Я должна была сниматься в сцене, где герои фильма приходят в школу, в физкультурный зал. Там одновременно занимаются баскетболисты, гимнастки и репетирует драмкружок. Роль у меня была со словами. Целых четыре слова: «Третий звонок» и «субчик-супчик». Я сидела на гимнастическом козле и все это произносила. «Третий звонок» – это был мой личный текст. А «субчик-супчик» повторяли хором все дети, которые играли репетицию школьного драмкружка.
Съемочных дней было, кажется, десять. Каждый раз волшебный мосфильмовский автобус подъезжал к моей школе, помощник режиссера заходила в класс и на глазах у всех забирала меня с урока. Мой авторитет в классе возрос до космических высот.
Однажды из-за меня прервали съемку. В тот момент, когда у меня лучше всего получилось сказать «Третий звонок», в павильоне раздался вопль: «Стоп!» У меня были другие носки, не те, что вчера. Волшебный автобус повез меня домой. Помощник режиссера вытряхнула на пол содержимое корзины с грязным бельем, выбрала из дюжины пар именно те, вчерашние, и заставила надеть. Я забыла, какие на них были полоски, а она помнила.
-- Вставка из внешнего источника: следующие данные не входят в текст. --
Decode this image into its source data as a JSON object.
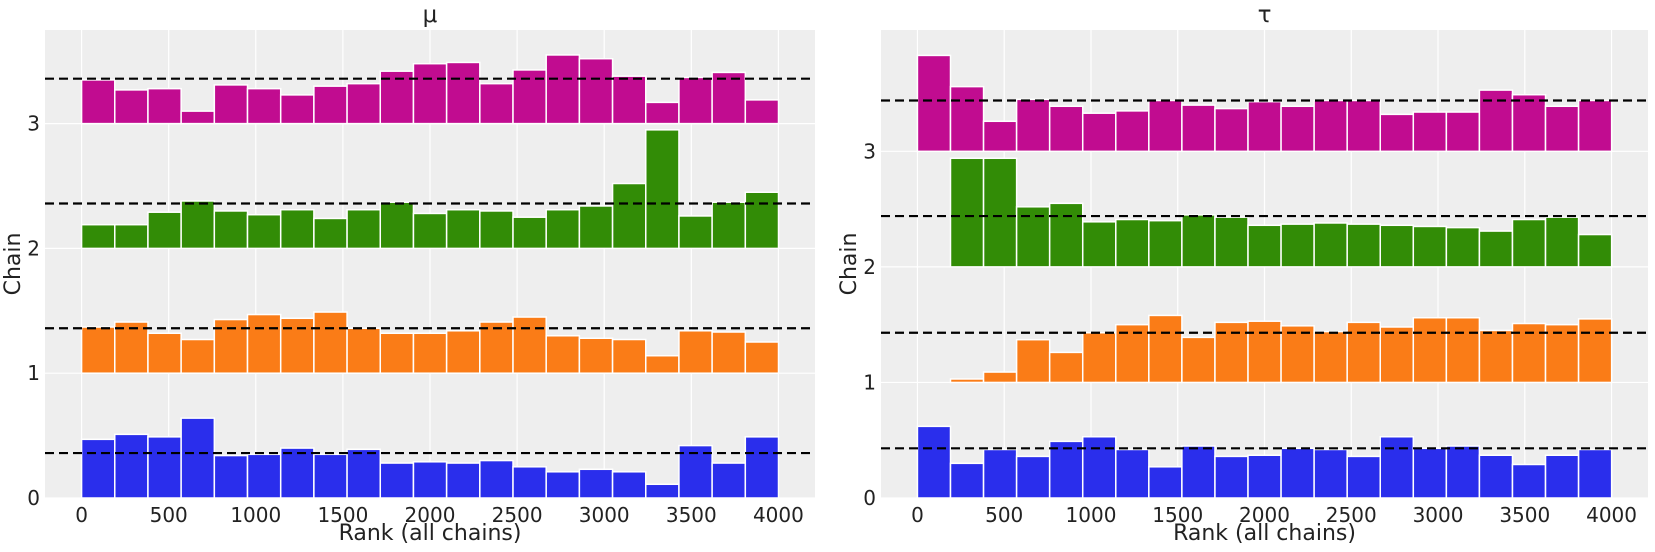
{
  "chart_data": [
    {
      "type": "bar",
      "title": "μ",
      "xlabel": "Rank (all chains)",
      "ylabel": "Chain",
      "xlim": [
        -210,
        4210
      ],
      "ylim": [
        0,
        3.75
      ],
      "xticks": [
        "0",
        "500",
        "1000",
        "1500",
        "2000",
        "2500",
        "3000",
        "3500",
        "4000"
      ],
      "yticks": [
        "0",
        "1",
        "2",
        "3"
      ],
      "bin_width": 190.5,
      "bin_starts": [
        0,
        190.5,
        381,
        571.5,
        762,
        952.5,
        1143,
        1333.5,
        1524,
        1714.5,
        1905,
        2095.5,
        2286,
        2476.5,
        2667,
        2857.5,
        3048,
        3238.5,
        3429,
        3619.5,
        3810
      ],
      "reference_levels": [
        0.36,
        1.36,
        2.36,
        3.36
      ],
      "grid": true,
      "series": [
        {
          "name": "0",
          "color": "#2a2eec",
          "offset": 0,
          "values": [
            0.47,
            0.51,
            0.49,
            0.64,
            0.34,
            0.35,
            0.4,
            0.35,
            0.39,
            0.28,
            0.29,
            0.28,
            0.3,
            0.25,
            0.21,
            0.23,
            0.21,
            0.11,
            0.42,
            0.28,
            0.49
          ]
        },
        {
          "name": "1",
          "color": "#fa7c17",
          "offset": 1,
          "values": [
            0.37,
            0.41,
            0.32,
            0.27,
            0.43,
            0.47,
            0.44,
            0.49,
            0.36,
            0.32,
            0.32,
            0.34,
            0.41,
            0.45,
            0.3,
            0.28,
            0.27,
            0.14,
            0.34,
            0.33,
            0.25
          ]
        },
        {
          "name": "2",
          "color": "#328c06",
          "offset": 2,
          "values": [
            0.19,
            0.19,
            0.29,
            0.38,
            0.3,
            0.27,
            0.31,
            0.24,
            0.31,
            0.37,
            0.28,
            0.31,
            0.3,
            0.25,
            0.31,
            0.34,
            0.52,
            0.95,
            0.26,
            0.37,
            0.45
          ]
        },
        {
          "name": "3",
          "color": "#c10c90",
          "offset": 3,
          "values": [
            0.35,
            0.27,
            0.28,
            0.1,
            0.31,
            0.28,
            0.23,
            0.3,
            0.32,
            0.42,
            0.48,
            0.49,
            0.32,
            0.43,
            0.55,
            0.52,
            0.38,
            0.17,
            0.37,
            0.41,
            0.19
          ]
        }
      ]
    },
    {
      "type": "bar",
      "title": "τ",
      "xlabel": "Rank (all chains)",
      "ylabel": "Chain",
      "xlim": [
        -210,
        4210
      ],
      "ylim": [
        0,
        4.05
      ],
      "xticks": [
        "0",
        "500",
        "1000",
        "1500",
        "2000",
        "2500",
        "3000",
        "3500",
        "4000"
      ],
      "yticks": [
        "0",
        "1",
        "2",
        "3"
      ],
      "bin_width": 190.5,
      "bin_starts": [
        0,
        190.5,
        381,
        571.5,
        762,
        952.5,
        1143,
        1333.5,
        1524,
        1714.5,
        1905,
        2095.5,
        2286,
        2476.5,
        2667,
        2857.5,
        3048,
        3238.5,
        3429,
        3619.5,
        3810
      ],
      "reference_levels": [
        0.43,
        1.43,
        2.44,
        3.44
      ],
      "grid": true,
      "series": [
        {
          "name": "0",
          "color": "#2a2eec",
          "offset": 0,
          "values": [
            0.62,
            0.3,
            0.42,
            0.36,
            0.49,
            0.53,
            0.42,
            0.27,
            0.45,
            0.36,
            0.37,
            0.43,
            0.42,
            0.36,
            0.53,
            0.43,
            0.45,
            0.37,
            0.29,
            0.37,
            0.42
          ]
        },
        {
          "name": "1",
          "color": "#fa7c17",
          "offset": 1,
          "values": [
            0,
            0.03,
            0.09,
            0.37,
            0.26,
            0.43,
            0.5,
            0.58,
            0.39,
            0.52,
            0.53,
            0.49,
            0.44,
            0.52,
            0.48,
            0.56,
            0.56,
            0.45,
            0.51,
            0.5,
            0.55
          ]
        },
        {
          "name": "2",
          "color": "#328c06",
          "offset": 2,
          "values": [
            0,
            0.94,
            0.94,
            0.52,
            0.55,
            0.39,
            0.41,
            0.4,
            0.45,
            0.43,
            0.36,
            0.37,
            0.38,
            0.37,
            0.36,
            0.35,
            0.34,
            0.31,
            0.41,
            0.43,
            0.28
          ]
        },
        {
          "name": "3",
          "color": "#c10c90",
          "offset": 3,
          "values": [
            0.83,
            0.56,
            0.26,
            0.45,
            0.39,
            0.33,
            0.35,
            0.44,
            0.4,
            0.37,
            0.43,
            0.39,
            0.44,
            0.44,
            0.32,
            0.34,
            0.34,
            0.53,
            0.49,
            0.39,
            0.44
          ]
        }
      ]
    }
  ]
}
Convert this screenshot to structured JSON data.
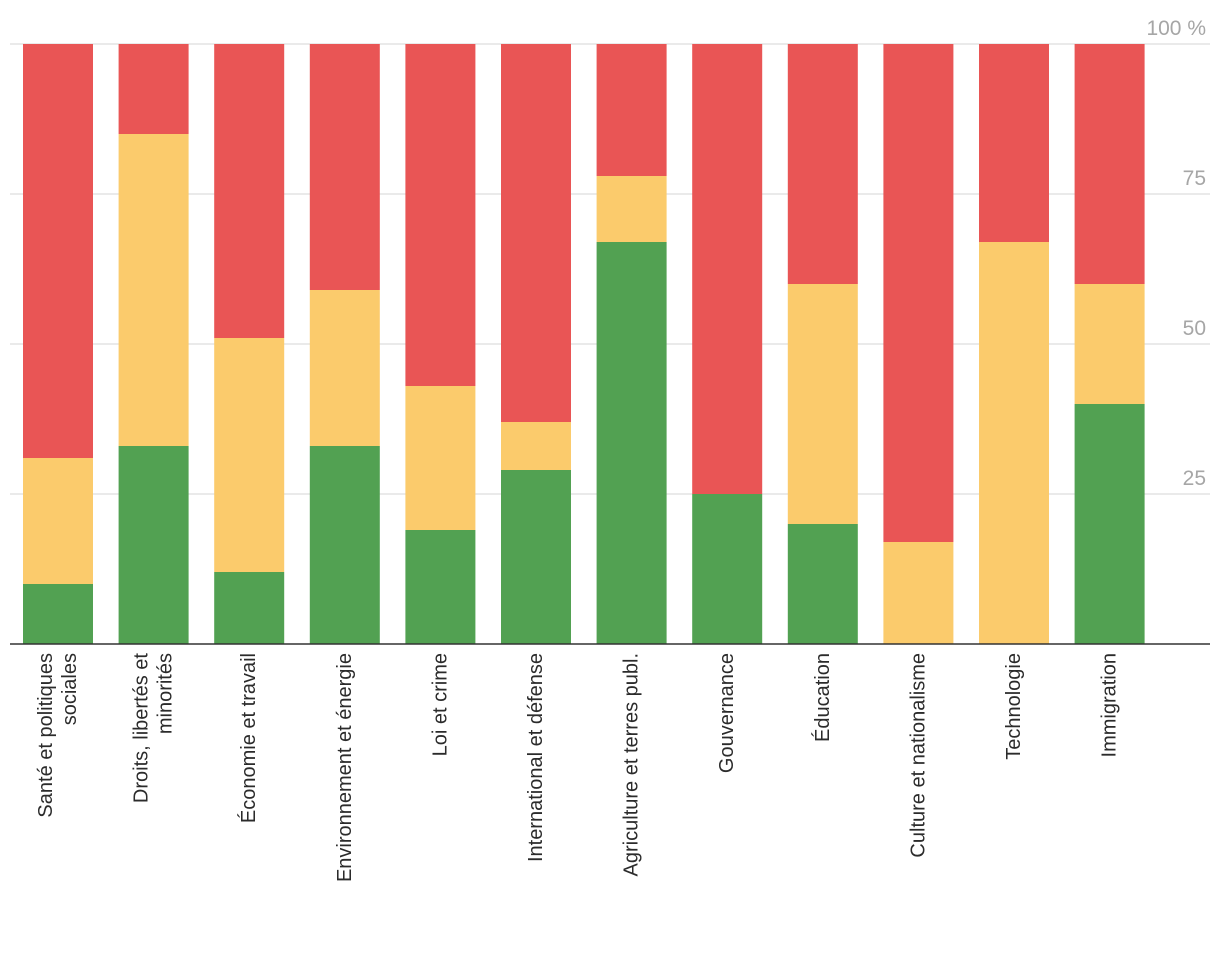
{
  "chart_data": {
    "type": "bar",
    "stacked": true,
    "orientation": "vertical",
    "categories": [
      [
        "Santé et politiques",
        "sociales"
      ],
      [
        "Droits, libertés et",
        "minorités"
      ],
      [
        "Économie et travail"
      ],
      [
        "Environnement et énergie"
      ],
      [
        "Loi et crime"
      ],
      [
        "International et défense"
      ],
      [
        "Agriculture et terres publ."
      ],
      [
        "Gouvernance"
      ],
      [
        "Éducation"
      ],
      [
        "Culture et nationalisme"
      ],
      [
        "Technologie"
      ],
      [
        "Immigration"
      ]
    ],
    "series": [
      {
        "color": "#52a152",
        "values": [
          10,
          33,
          12,
          33,
          19,
          29,
          67,
          25,
          20,
          0,
          0,
          40
        ]
      },
      {
        "color": "#fbcb6c",
        "values": [
          21,
          52,
          39,
          26,
          24,
          8,
          11,
          0,
          40,
          17,
          67,
          20
        ]
      },
      {
        "color": "#e95555",
        "values": [
          69,
          15,
          49,
          41,
          57,
          63,
          22,
          75,
          40,
          83,
          33,
          40
        ]
      }
    ],
    "yticks": [
      {
        "value": 25,
        "label": "25"
      },
      {
        "value": 50,
        "label": "50"
      },
      {
        "value": 75,
        "label": "75"
      },
      {
        "value": 100,
        "label": "100 %"
      }
    ],
    "ylim": [
      0,
      100
    ],
    "grid": true,
    "yaxis_side": "right",
    "title": "",
    "xlabel": "",
    "ylabel": ""
  }
}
На премьеру «Телеграммы» в Дом кино мне разрешили привести человек пять друзей. Мы напряженно ждали сцену в физкультурном зале.
Наверное, секунды две в кадре, на заднем плане, был виден тощий черненький мальчик, сидящий на гимнастическом козле. Слова «Третий звонок» прозвучали, но как-то отдельно. Когда все хором повторяли «субчик-супчик», меня в кадре уже не было.
На свой гонорар я купила красивую лампу, похожую на старинный газовый фонарь, теплые тапочки для прабабушки, резиновую игрушку с пищалкой для Геллы и очень много мороженого.
Брюки дев
На фоне убогого ширпотреба семидесятых школьная форма казалась шедевром дизайнерского искусства. Коричневое платье и черный фартук выглядели не так уродливо и даже по своему стильно. Наверное, потому, что сохранились почти неизменными с дореволюционных, гимназических времен.
Форма моего детства отличалась удивительным разнообразием. Было два варианта платьев. Прямое, как мешок, и отрезное, с юбкой в складку. Бретели фартуков с крылышками и без. Крылышки, в свою очередь, могли быть обычными и плиссированными. Впрочем, плиссированные крылышки считались дефицитом. К платью полагалось пришивать белый воротничок и манжеты, тоже разнообразные, простые и кружевные. Выглядело это вполне симпатично, во всяком случае, лучше, чем любая другая одежда, доступная ребенку из средней советской семьи.